Die Kinder werden groß, sie werden heiratsfähig. Es finden sich viele Burschen, welche die Tochter von Kaire heiraten wollen. Einer bekommt sie, ein Sohn eines Häuptlings. Als er sich zu ihr in die Matte legen will, sieht er den blauen Stein, der leuchtet im Finstern.
»Was hast du da am Hals? « fragt er. »Das ist ein Stein«, sagt die junge Frau. »Nein, das ist kein Stein. Das ist ein Zauber¬auge. « Und er läuft davon. Einige Zeit später kommt wieder ein junger Bursche und heiratet das Mädchen. Und wieder, wie er sich zu ihr in die Matte legen will, sieht er den blauen Stein. »Was hast du da am Hals? « — »Einen Stein.« — »Nein, das ist ein Zauber¬auge. Es schaut mich ganz bös an. « Und auch der zweite Bursche läuft davon.

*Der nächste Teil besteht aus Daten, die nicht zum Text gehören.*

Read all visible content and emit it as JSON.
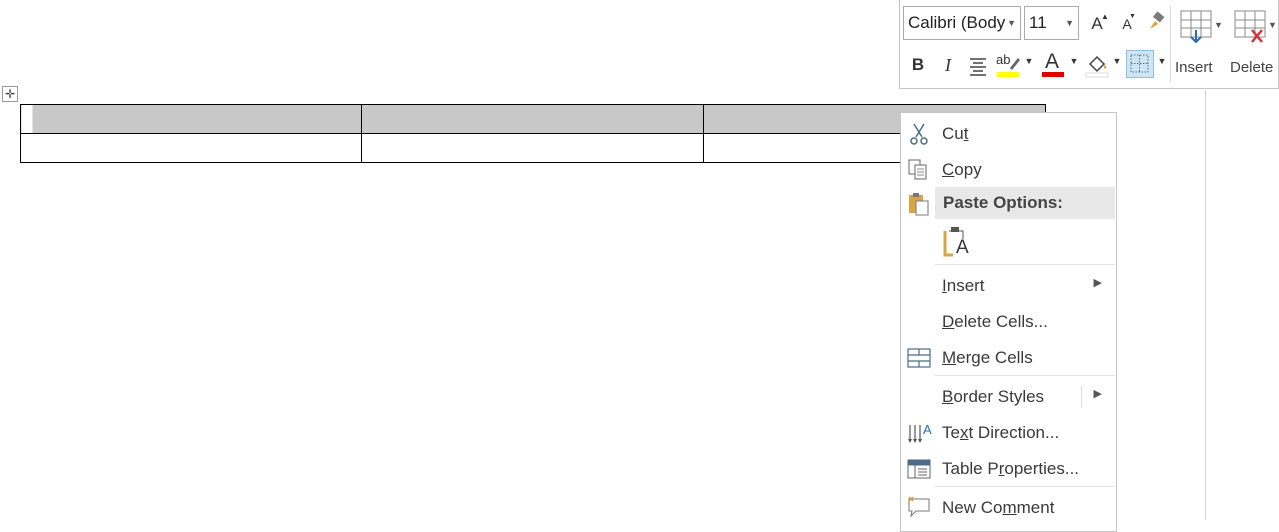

Jetzt haben alle Burschen Angst. Keiner mehr will das Mädchen heiraten. So vergehen viele Monate. Eines Tages kommt ein junger, einäugiger Bursche. Es ist die Woche ohne Fleisch. Aber der Einäugige bringt Wild und Fische. Er setzt sich zu Kaire und sagt: »Deine Tochter gefällt mir. « — »Ja«, sagt Kaire, »aber sie hat einen bösen Zauber, und deshalb will sie niemand haben. « — »Ich will sie schon haben«, sagt der Einäugige.
Einige Zeit später ist die Hochzeit. Am Abend steigt der Einäugige zum Mädchen in die Matte. »Lasse mich einmal deinen Stein sehen! « — »Hier!« — Sie zeigt ihm den blauen Stein. Der Einäugige nimmt den Stein und steckt ihn sich in die Augenhöhle, wo das Auge fehlt.
Am andern Tag sagt Kaire zu seiner Frau: »Der Einäugige ist besser als die andern Burschen. Er ist nicht davongelaufen. « Da kommt ein Mann aus der Hütte der Tochter. Es ist kein Einäugiger, er hat zwei Augen. Eines davon ist blau. »Schwiegervater«, sagte der Zweiäugige, »ich werde jetzt immer auf die Jagd gehen. Du brauchst nicht mehr zu arbeiten. Nur einmal im Monat, da werde ich fortgehen zu den Meinen. Dann kannst du hier im Fluss fischen. Du wirst immer viele Fische fangen. « Und so war es.